Moreover, the aesthetic market is characterized by consumer payments, which allows GSK to further hedge its exposure to government- and payor-driven reimbursement policies. Indeed, this deal "is yet another example of CEO Witty pursuing his strategy of de-risking and reducing the cyclicality of the business through focusing on growth through consumer and emerging markets rather than the traditional pharma R&D model," writes Citigroup analyst Kevin Wilson in an April 20 note.
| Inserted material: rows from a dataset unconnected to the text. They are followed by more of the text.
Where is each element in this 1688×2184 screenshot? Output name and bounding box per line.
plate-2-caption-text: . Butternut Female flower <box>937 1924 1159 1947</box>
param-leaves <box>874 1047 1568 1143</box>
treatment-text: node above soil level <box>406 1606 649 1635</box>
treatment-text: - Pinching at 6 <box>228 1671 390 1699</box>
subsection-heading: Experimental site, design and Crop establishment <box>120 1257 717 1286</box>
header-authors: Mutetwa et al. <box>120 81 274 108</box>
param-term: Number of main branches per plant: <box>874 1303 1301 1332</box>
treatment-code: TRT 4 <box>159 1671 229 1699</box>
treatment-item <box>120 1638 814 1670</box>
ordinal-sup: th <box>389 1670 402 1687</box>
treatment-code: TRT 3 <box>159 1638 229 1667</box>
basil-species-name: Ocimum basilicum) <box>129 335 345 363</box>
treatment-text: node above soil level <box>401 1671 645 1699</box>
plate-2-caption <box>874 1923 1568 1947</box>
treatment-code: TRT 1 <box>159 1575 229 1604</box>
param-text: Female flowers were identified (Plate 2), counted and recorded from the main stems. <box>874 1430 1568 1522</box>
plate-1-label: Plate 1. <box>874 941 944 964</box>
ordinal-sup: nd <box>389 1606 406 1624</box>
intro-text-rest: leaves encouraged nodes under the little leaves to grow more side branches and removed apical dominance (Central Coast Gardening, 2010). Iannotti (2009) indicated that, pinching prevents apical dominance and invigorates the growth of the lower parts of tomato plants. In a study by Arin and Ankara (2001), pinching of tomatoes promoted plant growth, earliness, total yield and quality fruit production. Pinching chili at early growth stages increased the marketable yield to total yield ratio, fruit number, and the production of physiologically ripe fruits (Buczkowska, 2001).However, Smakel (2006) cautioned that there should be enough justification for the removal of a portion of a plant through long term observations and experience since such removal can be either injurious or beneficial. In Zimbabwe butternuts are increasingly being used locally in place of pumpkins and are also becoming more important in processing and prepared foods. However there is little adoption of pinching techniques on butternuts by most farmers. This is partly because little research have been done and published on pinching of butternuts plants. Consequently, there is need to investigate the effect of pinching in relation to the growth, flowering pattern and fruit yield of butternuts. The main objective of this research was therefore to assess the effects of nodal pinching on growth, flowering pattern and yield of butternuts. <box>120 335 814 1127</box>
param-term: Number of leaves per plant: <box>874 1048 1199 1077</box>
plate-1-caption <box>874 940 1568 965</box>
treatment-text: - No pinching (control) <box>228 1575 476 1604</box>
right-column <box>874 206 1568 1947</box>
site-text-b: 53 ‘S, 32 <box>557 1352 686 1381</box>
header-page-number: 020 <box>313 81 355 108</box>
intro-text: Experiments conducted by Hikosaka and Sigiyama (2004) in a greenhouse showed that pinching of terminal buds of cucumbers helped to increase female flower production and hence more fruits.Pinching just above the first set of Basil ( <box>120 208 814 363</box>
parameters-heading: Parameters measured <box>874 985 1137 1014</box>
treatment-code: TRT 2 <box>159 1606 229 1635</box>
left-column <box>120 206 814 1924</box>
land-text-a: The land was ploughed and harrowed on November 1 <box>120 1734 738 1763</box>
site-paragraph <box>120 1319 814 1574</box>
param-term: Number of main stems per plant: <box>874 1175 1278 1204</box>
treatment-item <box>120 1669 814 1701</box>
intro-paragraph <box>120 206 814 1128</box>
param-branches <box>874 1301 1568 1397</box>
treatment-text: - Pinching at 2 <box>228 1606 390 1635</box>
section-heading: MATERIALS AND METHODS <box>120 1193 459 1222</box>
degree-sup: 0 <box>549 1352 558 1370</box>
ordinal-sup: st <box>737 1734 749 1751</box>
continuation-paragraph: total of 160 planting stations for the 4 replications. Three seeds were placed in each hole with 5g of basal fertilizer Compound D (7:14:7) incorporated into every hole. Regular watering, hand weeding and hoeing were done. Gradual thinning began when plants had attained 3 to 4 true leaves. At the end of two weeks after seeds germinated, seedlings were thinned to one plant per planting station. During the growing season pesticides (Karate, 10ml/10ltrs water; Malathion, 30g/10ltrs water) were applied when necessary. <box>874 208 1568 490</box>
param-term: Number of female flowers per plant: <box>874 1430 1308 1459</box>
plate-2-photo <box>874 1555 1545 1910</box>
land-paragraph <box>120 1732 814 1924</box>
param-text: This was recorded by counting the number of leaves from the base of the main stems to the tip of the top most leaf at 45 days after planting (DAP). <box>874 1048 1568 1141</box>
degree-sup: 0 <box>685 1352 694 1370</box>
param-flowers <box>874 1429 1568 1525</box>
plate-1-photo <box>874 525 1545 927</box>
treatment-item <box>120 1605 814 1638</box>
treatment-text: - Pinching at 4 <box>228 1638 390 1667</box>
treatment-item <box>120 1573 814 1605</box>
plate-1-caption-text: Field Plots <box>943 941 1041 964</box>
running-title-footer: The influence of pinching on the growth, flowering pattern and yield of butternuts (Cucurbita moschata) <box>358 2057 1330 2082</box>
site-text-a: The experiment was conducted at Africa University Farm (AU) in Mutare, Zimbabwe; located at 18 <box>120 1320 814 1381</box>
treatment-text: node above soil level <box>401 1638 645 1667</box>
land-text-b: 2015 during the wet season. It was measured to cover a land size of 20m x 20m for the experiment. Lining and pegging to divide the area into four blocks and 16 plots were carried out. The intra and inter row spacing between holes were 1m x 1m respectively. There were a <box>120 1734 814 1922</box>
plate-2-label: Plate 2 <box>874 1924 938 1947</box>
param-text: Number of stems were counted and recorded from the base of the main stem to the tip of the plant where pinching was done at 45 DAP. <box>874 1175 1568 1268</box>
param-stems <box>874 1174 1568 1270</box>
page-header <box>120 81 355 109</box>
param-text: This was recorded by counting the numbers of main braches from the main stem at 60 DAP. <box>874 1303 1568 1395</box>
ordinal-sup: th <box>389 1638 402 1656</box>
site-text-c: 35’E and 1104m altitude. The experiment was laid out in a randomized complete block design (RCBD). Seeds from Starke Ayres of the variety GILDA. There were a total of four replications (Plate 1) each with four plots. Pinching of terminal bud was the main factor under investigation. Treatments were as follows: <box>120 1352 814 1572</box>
Stiefel itself doesn't take GSK into new territories; although it has subsidiaries in over 30 countries, most of its sales are in the U.S. But it does provide assets to feed into GSK's own expanding global infrastructure, including in emerging markets such as Brazil, Russia, India and China, as well as in Japan. GSK expects to deliver annual pre-tax cost savings from manufacturing and administrative functions of up to $240 million by 2012, and the deal will be mildly accretive to EPS by next year, according to management.

This deal, which is about 3.5 times Stiefel's 2008 revenues, is likely to represent healthy returns for Blackstone Group, which acquired a minority stake in the group for $500 million in August 2007.

Indeed, the next acquisition targets in the consolidating drug industry may well include private-equity owned Nycomed, in which DLJ Merchant Banking and Blackstone sold their ownership to Nordic Capital in 2005. Last month, Nycomed hired Goldman Sachs to explore a sale that could be worth over $13 billion, according to the Wall Street Journal. That's perhaps a bit big for GSK.